Modeled after the Master Gardener and Master Naturalist programs, it trains and certifies a cadre of people who can advise their neighbors about ways to improve local water quality, one property at a time.
Stormwater runoff carries fertilizer, bacteria, salt, dirt, litter, leaves and other pollutants directly into creeks, lakes and wetlands.

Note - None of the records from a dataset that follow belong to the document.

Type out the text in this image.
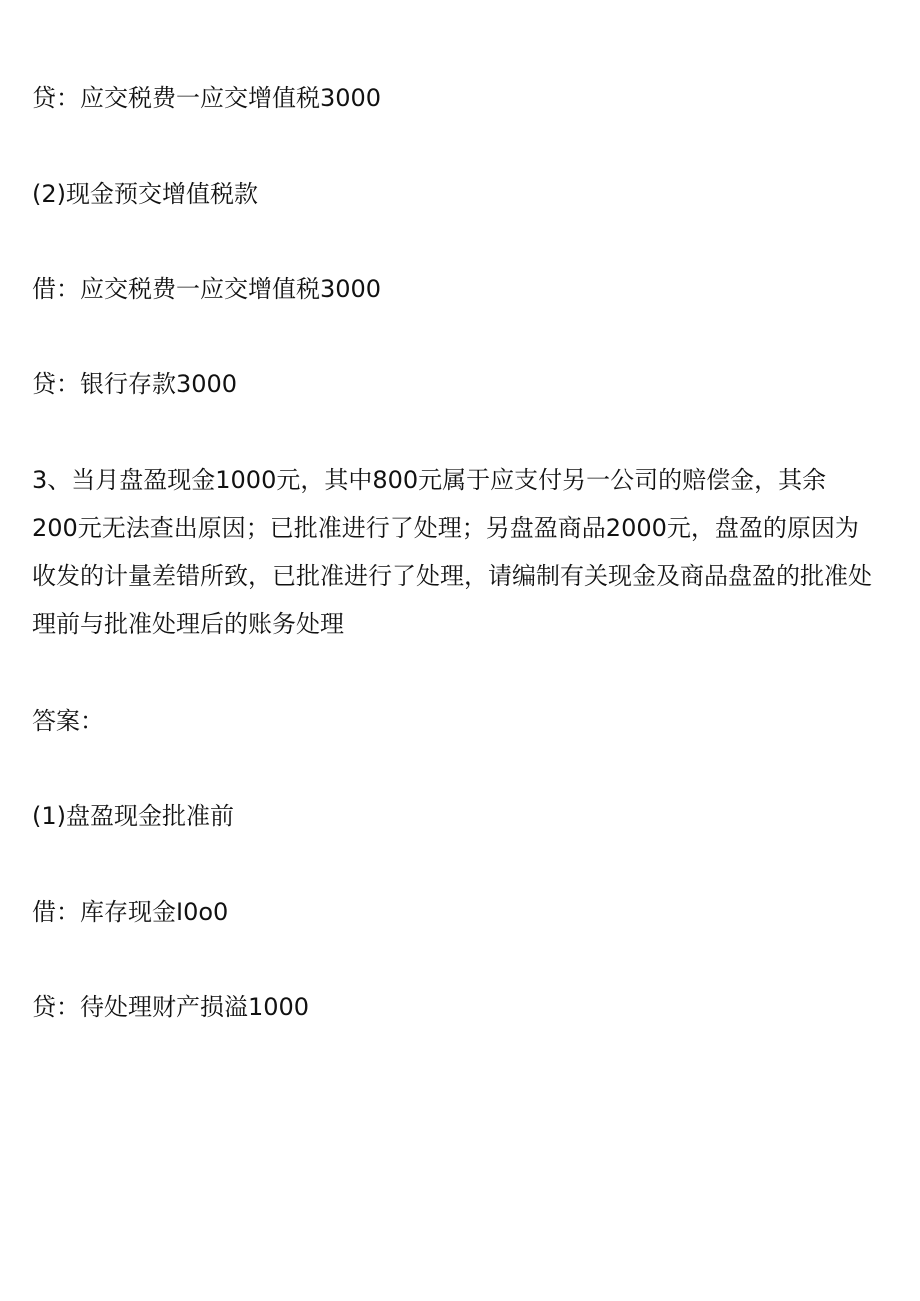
贷：应交税费一应交增值税3000
(2)现金预交增值税款
借：应交税费一应交增值税3000
贷：银行存款3000
3、当月盘盈现金1000元，其中800元属于应支付另一公司的赔偿金，其余
200元无法查出原因；已批准进行了处理；另盘盈商品2000元，盘盈的原因为
收发的计量差错所致，已批准进行了处理，请编制有关现金及商品盘盈的批准处
理前与批准处理后的账务处理
答案：
(1)盘盈现金批准前
借：库存现金I0o0
贷：待处理财产损溢1000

"What I never noticed before is just astounding to me," said Mike McCabe, a retired librarian in the class. "I never stopped to think that the stormwater going into the drain is not getting treated anywhere, and it's going straight from your sidewalk or street or driveway into the lake or into the creek."
Water runoff is "a huge problem, and because [it] comes from everywhere, the solution has to come from everywhere," said Peggy Knapp, director of programs at the nonprofit Freshwater Society near Lake Minnetonka. "What we're trying to do is develop leadership at the neighborhood level and have those leaders reach out to their neighbors."
The Freshwater Society partnered with the Minnehaha Creek Watershed District, which received a $321,000 grant from the Clean Water Legacy Fund to set up a three-year pilot project. Knapp and others consulted with engineers, community organizers and water policy specialists to develop a curriculum. Knapp also drew from Master Water Steward programs in other states, especially in Maryland.